Making cents from streaming
Earlier this month, I wrote about how the upswing in popularity of streaming might impact on record label coffers, a post came on the back on Spotify’s 15 minutes in the media sun (now stretching towards an hour). I did …
Earlier this month, I wrote about how the upswing in popularity of streaming might impact on record label coffers, a post came on the back on Spotify’s 15 minutes in the media sun (now stretching towards an hour). I did some back-of-an-envelope sums and wondered would money from streaming be enough to offset losses in digital sales.

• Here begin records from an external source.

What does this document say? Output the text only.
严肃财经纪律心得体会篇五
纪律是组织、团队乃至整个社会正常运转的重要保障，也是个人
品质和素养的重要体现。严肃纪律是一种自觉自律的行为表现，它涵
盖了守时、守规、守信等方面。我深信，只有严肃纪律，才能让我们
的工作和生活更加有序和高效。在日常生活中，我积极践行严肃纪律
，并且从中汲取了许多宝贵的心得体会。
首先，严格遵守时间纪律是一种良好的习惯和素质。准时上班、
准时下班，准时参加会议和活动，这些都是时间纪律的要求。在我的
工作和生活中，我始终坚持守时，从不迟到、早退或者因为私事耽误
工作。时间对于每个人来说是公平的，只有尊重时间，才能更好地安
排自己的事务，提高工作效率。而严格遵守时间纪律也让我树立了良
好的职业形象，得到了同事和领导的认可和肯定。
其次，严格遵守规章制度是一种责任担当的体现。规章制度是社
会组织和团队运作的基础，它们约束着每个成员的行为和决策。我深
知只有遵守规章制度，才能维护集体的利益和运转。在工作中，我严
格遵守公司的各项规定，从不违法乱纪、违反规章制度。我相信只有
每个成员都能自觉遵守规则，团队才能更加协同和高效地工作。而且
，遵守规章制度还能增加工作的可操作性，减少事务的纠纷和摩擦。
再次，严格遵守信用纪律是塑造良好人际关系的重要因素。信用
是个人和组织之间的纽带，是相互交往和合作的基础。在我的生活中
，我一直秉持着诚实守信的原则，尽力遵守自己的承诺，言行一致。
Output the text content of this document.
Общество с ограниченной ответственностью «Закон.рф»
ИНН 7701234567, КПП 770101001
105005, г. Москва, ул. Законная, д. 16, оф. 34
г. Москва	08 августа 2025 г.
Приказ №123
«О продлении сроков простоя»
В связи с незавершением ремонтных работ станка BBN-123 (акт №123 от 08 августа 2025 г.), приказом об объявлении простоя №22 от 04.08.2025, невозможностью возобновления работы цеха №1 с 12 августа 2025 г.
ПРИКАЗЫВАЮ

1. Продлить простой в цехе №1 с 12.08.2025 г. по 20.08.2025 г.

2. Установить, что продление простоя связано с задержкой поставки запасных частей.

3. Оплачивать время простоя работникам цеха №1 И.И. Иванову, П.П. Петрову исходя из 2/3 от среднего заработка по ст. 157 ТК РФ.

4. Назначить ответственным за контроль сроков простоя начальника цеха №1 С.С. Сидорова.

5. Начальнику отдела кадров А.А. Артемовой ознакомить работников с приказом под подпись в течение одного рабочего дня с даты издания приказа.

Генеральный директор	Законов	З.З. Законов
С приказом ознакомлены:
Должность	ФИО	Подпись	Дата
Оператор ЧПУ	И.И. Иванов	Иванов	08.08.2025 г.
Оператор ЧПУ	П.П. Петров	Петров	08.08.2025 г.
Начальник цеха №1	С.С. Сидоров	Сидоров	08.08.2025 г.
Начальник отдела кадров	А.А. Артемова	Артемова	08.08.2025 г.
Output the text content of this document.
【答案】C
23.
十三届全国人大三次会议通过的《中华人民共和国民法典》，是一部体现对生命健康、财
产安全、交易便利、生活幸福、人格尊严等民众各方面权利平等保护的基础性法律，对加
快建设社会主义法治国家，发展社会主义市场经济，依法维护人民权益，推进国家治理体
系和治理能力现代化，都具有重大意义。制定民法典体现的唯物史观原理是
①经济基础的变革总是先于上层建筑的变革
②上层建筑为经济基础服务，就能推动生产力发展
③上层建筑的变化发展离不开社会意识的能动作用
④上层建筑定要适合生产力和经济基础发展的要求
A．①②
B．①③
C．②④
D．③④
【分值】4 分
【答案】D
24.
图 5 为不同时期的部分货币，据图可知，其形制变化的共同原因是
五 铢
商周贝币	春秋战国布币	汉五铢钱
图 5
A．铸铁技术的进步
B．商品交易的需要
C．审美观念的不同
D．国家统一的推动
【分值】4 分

It turns out that I wasn’t the only one trying to do those kind of sums and there have been a couple of interesting posts out there addressing similar issues. Niall Smart from Echodio pointed me towards the Pansentient League and that blog’s excellent post about how labels make cash from Spotify. Their graphs clearly show just why the labels are behind Spotify – if they can wean people off illegal file-sharing sites and onto Spotify, they can start to make cash. You might think that 0.1 cent is not much of a return per stream (the blog says this is a guesstimate, but some informal research over the last week would indicate they’re on the money with that figure), yet see that tune rack up 100,000 streams and the revenue begins to rise. Let’s hope Spotify have done their sums in that regard and that they don’t start to feel the pinch like other streaming start-ups.
Streaming maths, though, don’t just apply to Spotify. Eliot Van Buskirk had a excellent post last week on Wired which pointed out that Susan Boyle’s Britain’s Got Talent video, the one on the way to becoming the biggest hit in YouTube history, was amassing a load of dough from streaming royalties, but no-one was collecting it. Van Buskirk calculated a $500,000 pay-day based on 0.5 cent per play royalty given Sony-BMG’s deal with YouTube, not to mention the potential cash from ad revenue around the exposure. Not great news, then, for ITV, Simon Cowell or Sony-BMG – Boyle’s contract with the show is probably the mother of all rights grabs so she won’t be seeing any of that cash. Of course, you could also ask just why a great novelty record man like Cowell hasn’t also tapped into the Boyle effect by rush-releasing a single, but that’s a post for another day.
What both of these stories do point up is the potential honey-pot to be made from streams. Naturally, it all comes down to the deal which the label or act have negotiated with the service provider – I’m sure there are many acts whose videos are accumulating thousands of plays on YouTube who are not even seeing 0.1 cent per play. This again is where labels with their business and legal affairs muscle (and their deep catalogues which YouTube probably would like to maintain access to) come into their own. As we’ve become blue in the face from repeating, it’s yet another new business model which does not necessarily hold out the promise of a lot of cash for new acts.